Abstract

Abstract A 55-years old sporty man, without any cardiovascular risk factors nor previously known cardiological history, presented for a cardiological evaluation due to extra-systolic palpitations and dyspnea. The ECG documented a new onset of right bundle branch block, left anterior fascicular block and first degree of atrio-ventricular block. Echocardiography revealed severe left ventricular (LV) systolic dysfunction (LV ejection fraction -EF- 34%), showing also right ventricular (RV) dilatation and disfunction. A 24-hour Holter monitoring did not show any significant arrhythmias and maximal stress test did not reveal any ECG changes nor arrhythmias. Cardiac magnetic resonance (CMR) confirmed the presence of severe biventricular dysfunction; multiple areas of edema and late gadolinium enhancement (LGE) were observed, with ischemic and nonischemic pattern and extensive involvement of the RV and the interventricular septum. In the suspicion of cardiac sarcoidosis a 18-fluorodeoxyglucose positron emission tomography (PET) was performed, confirming the presence of an inflammatory cardiomyopathy in an active phase. A subsequent endomyocardial biopsy was performed, which demonstrated the presence of non-caseating granulomas, signs of inflammation and fibrosis, consistent with the diagnosis of cardiac sarcoidosis. No signs of extra-cardiac involvement were present. The patient started anti-inflammatory therapy with Prednisone and Metotrexate, along with anti-neurohormonal therapy. However, due to a significant increase in ventricular arrhythmic burden, an implantable cardioverter defibrillator was placed during early follow-up, and Amiodarone therapy was started.
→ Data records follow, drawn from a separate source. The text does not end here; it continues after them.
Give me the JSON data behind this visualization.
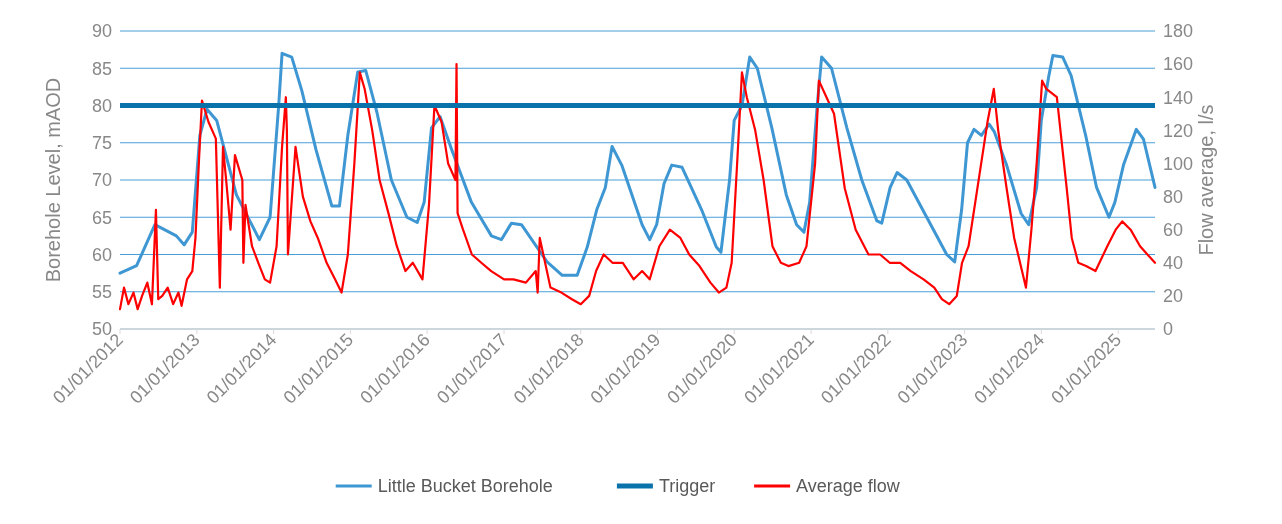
{
  "chart_data": {
    "type": "line",
    "ylabel": "Borehole Level, mAOD",
    "y2label": "Flow average, l/s",
    "xlim": [
      "2012-01-01",
      "2025-06-25"
    ],
    "xticks": [
      {
        "value": "2012-01-01",
        "label": "01/01/2012"
      },
      {
        "value": "2013-01-01",
        "label": "01/01/2013"
      },
      {
        "value": "2014-01-01",
        "label": "01/01/2014"
      },
      {
        "value": "2015-01-01",
        "label": "01/01/2015"
      },
      {
        "value": "2016-01-01",
        "label": "01/01/2016"
      },
      {
        "value": "2017-01-01",
        "label": "01/01/2017"
      },
      {
        "value": "2018-01-01",
        "label": "01/01/2018"
      },
      {
        "value": "2019-01-01",
        "label": "01/01/2019"
      },
      {
        "value": "2020-01-01",
        "label": "01/01/2020"
      },
      {
        "value": "2021-01-01",
        "label": "01/01/2021"
      },
      {
        "value": "2022-01-01",
        "label": "01/01/2022"
      },
      {
        "value": "2023-01-01",
        "label": "01/01/2023"
      },
      {
        "value": "2024-01-01",
        "label": "01/01/2024"
      },
      {
        "value": "2025-01-01",
        "label": "01/01/2025"
      }
    ],
    "ylim": [
      50,
      90
    ],
    "yticks": [
      50,
      55,
      60,
      65,
      70,
      75,
      80,
      85,
      90
    ],
    "y2lim": [
      0,
      180
    ],
    "y2ticks": [
      0,
      20,
      40,
      60,
      80,
      100,
      120,
      140,
      160,
      180
    ],
    "grid": "y",
    "legend": "bottom",
    "ref_lines": [
      {
        "axis": "y",
        "value": 80,
        "label": "Trigger",
        "color": "#0a72aa"
      }
    ],
    "series": [
      {
        "name": "Little Bucket Borehole",
        "color": "#3e97d3",
        "x": [
          "2012-01-01",
          "2012-03-20",
          "2012-06-15",
          "2012-09-25",
          "2012-11-01",
          "2012-12-10",
          "2013-01-15",
          "2013-02-18",
          "2013-04-05",
          "2013-07-08",
          "2013-10-25",
          "2013-12-15",
          "2014-01-25",
          "2014-02-10",
          "2014-03-28",
          "2014-05-15",
          "2014-07-22",
          "2014-10-05",
          "2014-11-10",
          "2014-12-20",
          "2015-02-05",
          "2015-03-15",
          "2015-05-08",
          "2015-07-15",
          "2015-09-27",
          "2015-11-15",
          "2015-12-18",
          "2016-01-22",
          "2016-03-03",
          "2016-04-28",
          "2016-07-30",
          "2016-11-02",
          "2016-12-20",
          "2017-02-05",
          "2017-03-25",
          "2017-07-25",
          "2017-10-05",
          "2017-12-15",
          "2018-02-01",
          "2018-03-18",
          "2018-04-28",
          "2018-05-30",
          "2018-07-15",
          "2018-10-20",
          "2018-11-25",
          "2018-12-28",
          "2019-02-01",
          "2019-03-10",
          "2019-04-28",
          "2019-07-30",
          "2019-10-08",
          "2019-10-30",
          "2019-12-10",
          "2020-01-01",
          "2020-02-07",
          "2020-03-15",
          "2020-04-20",
          "2020-06-28",
          "2020-09-05",
          "2020-10-24",
          "2020-11-28",
          "2020-12-25",
          "2021-01-30",
          "2021-02-20",
          "2021-04-08",
          "2021-06-20",
          "2021-08-30",
          "2021-11-10",
          "2021-12-03",
          "2022-01-12",
          "2022-02-14",
          "2022-04-01",
          "2022-07-05",
          "2022-10-08",
          "2022-11-15",
          "2022-12-18",
          "2023-01-15",
          "2023-02-15",
          "2023-03-22",
          "2023-04-28",
          "2023-05-22",
          "2023-07-20",
          "2023-09-27",
          "2023-11-02",
          "2023-12-10",
          "2024-01-01",
          "2024-02-06",
          "2024-02-25",
          "2024-04-12",
          "2024-05-22",
          "2024-07-30",
          "2024-09-20",
          "2024-11-18",
          "2024-12-16",
          "2025-01-26",
          "2025-03-28",
          "2025-05-01",
          "2025-06-25"
        ],
        "values": [
          57.5,
          58.5,
          64,
          62.5,
          61.3,
          63,
          76,
          79.5,
          78,
          68,
          62,
          65,
          80,
          87,
          86.5,
          82,
          74,
          66.5,
          66.5,
          76,
          84.5,
          84.7,
          79,
          70,
          65,
          64.3,
          67,
          77,
          78.5,
          74,
          67,
          62.5,
          62,
          64.2,
          64,
          59,
          57.2,
          57.2,
          61,
          66,
          69,
          74.5,
          72,
          64,
          62,
          64,
          69.5,
          72,
          71.7,
          66,
          61,
          60.3,
          70,
          78,
          80,
          86.5,
          85,
          77,
          68,
          64,
          63,
          67,
          80,
          86.5,
          85,
          77,
          70,
          64.5,
          64.2,
          69,
          71,
          70,
          65,
          60,
          59,
          66,
          75,
          76.8,
          76,
          77.5,
          76.5,
          72,
          65.5,
          64,
          69,
          78,
          84,
          86.7,
          86.5,
          84,
          76,
          69,
          65,
          67,
          72,
          76.8,
          75.5,
          69
        ]
      },
      {
        "name": "Average flow",
        "color": "#ff0000",
        "axis": "y2",
        "x": [
          "2012-01-01",
          "2012-01-20",
          "2012-02-10",
          "2012-03-05",
          "2012-03-25",
          "2012-04-15",
          "2012-05-10",
          "2012-06-01",
          "2012-06-20",
          "2012-07-01",
          "2012-07-20",
          "2012-08-15",
          "2012-09-10",
          "2012-10-05",
          "2012-10-20",
          "2012-11-15",
          "2012-12-10",
          "2012-12-25",
          "2013-01-10",
          "2013-01-25",
          "2013-02-25",
          "2013-04-01",
          "2013-04-20",
          "2013-05-05",
          "2013-05-20",
          "2013-06-10",
          "2013-07-01",
          "2013-08-05",
          "2013-08-10",
          "2013-08-20",
          "2013-09-20",
          "2013-10-20",
          "2013-11-20",
          "2013-12-15",
          "2014-01-15",
          "2014-02-10",
          "2014-02-28",
          "2014-03-05",
          "2014-03-10",
          "2014-04-15",
          "2014-05-20",
          "2014-06-25",
          "2014-07-30",
          "2014-09-10",
          "2014-10-20",
          "2014-11-20",
          "2014-12-20",
          "2015-01-20",
          "2015-02-15",
          "2015-03-10",
          "2015-04-15",
          "2015-05-20",
          "2015-07-01",
          "2015-08-10",
          "2015-09-20",
          "2015-10-25",
          "2015-12-10",
          "2016-01-10",
          "2016-02-05",
          "2016-03-10",
          "2016-04-10",
          "2016-05-15",
          "2016-05-20",
          "2016-05-25",
          "2016-06-20",
          "2016-08-01",
          "2016-09-15",
          "2016-11-01",
          "2017-01-01",
          "2017-02-15",
          "2017-04-15",
          "2017-06-01",
          "2017-06-10",
          "2017-06-20",
          "2017-08-10",
          "2017-10-01",
          "2017-11-20",
          "2018-01-01",
          "2018-02-10",
          "2018-03-15",
          "2018-04-20",
          "2018-06-01",
          "2018-07-20",
          "2018-09-10",
          "2018-10-20",
          "2018-11-25",
          "2019-01-10",
          "2019-03-01",
          "2019-04-20",
          "2019-06-01",
          "2019-07-20",
          "2019-09-10",
          "2019-10-20",
          "2019-11-25",
          "2019-12-20",
          "2020-01-15",
          "2020-02-07",
          "2020-03-01",
          "2020-04-10",
          "2020-05-20",
          "2020-07-01",
          "2020-08-10",
          "2020-09-15",
          "2020-11-05",
          "2020-12-10",
          "2021-01-20",
          "2021-02-07",
          "2021-03-15",
          "2021-04-20",
          "2021-06-10",
          "2021-08-01",
          "2021-10-01",
          "2021-11-25",
          "2022-01-10",
          "2022-03-01",
          "2022-04-20",
          "2022-06-20",
          "2022-08-10",
          "2022-09-15",
          "2022-10-20",
          "2022-11-25",
          "2022-12-20",
          "2023-01-20",
          "2023-02-25",
          "2023-04-20",
          "2023-05-20",
          "2023-06-10",
          "2023-07-20",
          "2023-08-25",
          "2023-10-20",
          "2023-11-15",
          "2023-12-10",
          "2024-01-05",
          "2024-01-25",
          "2024-03-15",
          "2024-05-01",
          "2024-05-25",
          "2024-06-25",
          "2024-08-01",
          "2024-09-15",
          "2024-11-10",
          "2024-12-20",
          "2025-01-20",
          "2025-03-01",
          "2025-04-15",
          "2025-05-20",
          "2025-06-25"
        ],
        "values": [
          12,
          25,
          15,
          22,
          12,
          20,
          28,
          15,
          72,
          18,
          20,
          25,
          15,
          22,
          14,
          30,
          35,
          55,
          100,
          138,
          125,
          115,
          25,
          110,
          90,
          60,
          105,
          90,
          40,
          75,
          50,
          40,
          30,
          28,
          50,
          110,
          140,
          120,
          45,
          110,
          80,
          65,
          55,
          40,
          30,
          22,
          45,
          100,
          155,
          145,
          120,
          90,
          70,
          50,
          35,
          40,
          30,
          75,
          135,
          125,
          100,
          90,
          160,
          70,
          60,
          45,
          40,
          35,
          30,
          30,
          28,
          35,
          22,
          55,
          25,
          22,
          18,
          15,
          20,
          35,
          45,
          40,
          40,
          30,
          35,
          30,
          50,
          60,
          55,
          45,
          38,
          28,
          22,
          25,
          40,
          100,
          155,
          140,
          120,
          90,
          50,
          40,
          38,
          40,
          50,
          100,
          150,
          140,
          130,
          85,
          60,
          45,
          45,
          40,
          40,
          35,
          30,
          25,
          18,
          15,
          20,
          40,
          50,
          80,
          125,
          145,
          120,
          85,
          55,
          25,
          60,
          100,
          150,
          145,
          140,
          85,
          55,
          40,
          38,
          35,
          50,
          60,
          65,
          60,
          50,
          45,
          40
        ]
      }
    ]
  }
}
After 5 months of medical therapy, PET scan showed a marked reduction of cardiac inflammation and echocardiography showed a significant LVEF improvement (from 34% to 43%). After slow tapering of steroid therapy Prednisone was stopped, whereas Metotrexate, Amiodarone and anti-neurohormonal therapy were maintained. Follow-up is still ongoing without clinical events. Sarcoidosis is a systemic inflammatory disease characterized by the presence of non-caseating granulomas in multiple organs. Cardiac involvement is associated with higher incidence of heart failure, ventricular arrhythmias and all-cause mortality. Isolated cardiac involvement is rare but associated with worse prognosis. Multimodality imaging is of paramount importance for the diagnosis and monitoring therapy.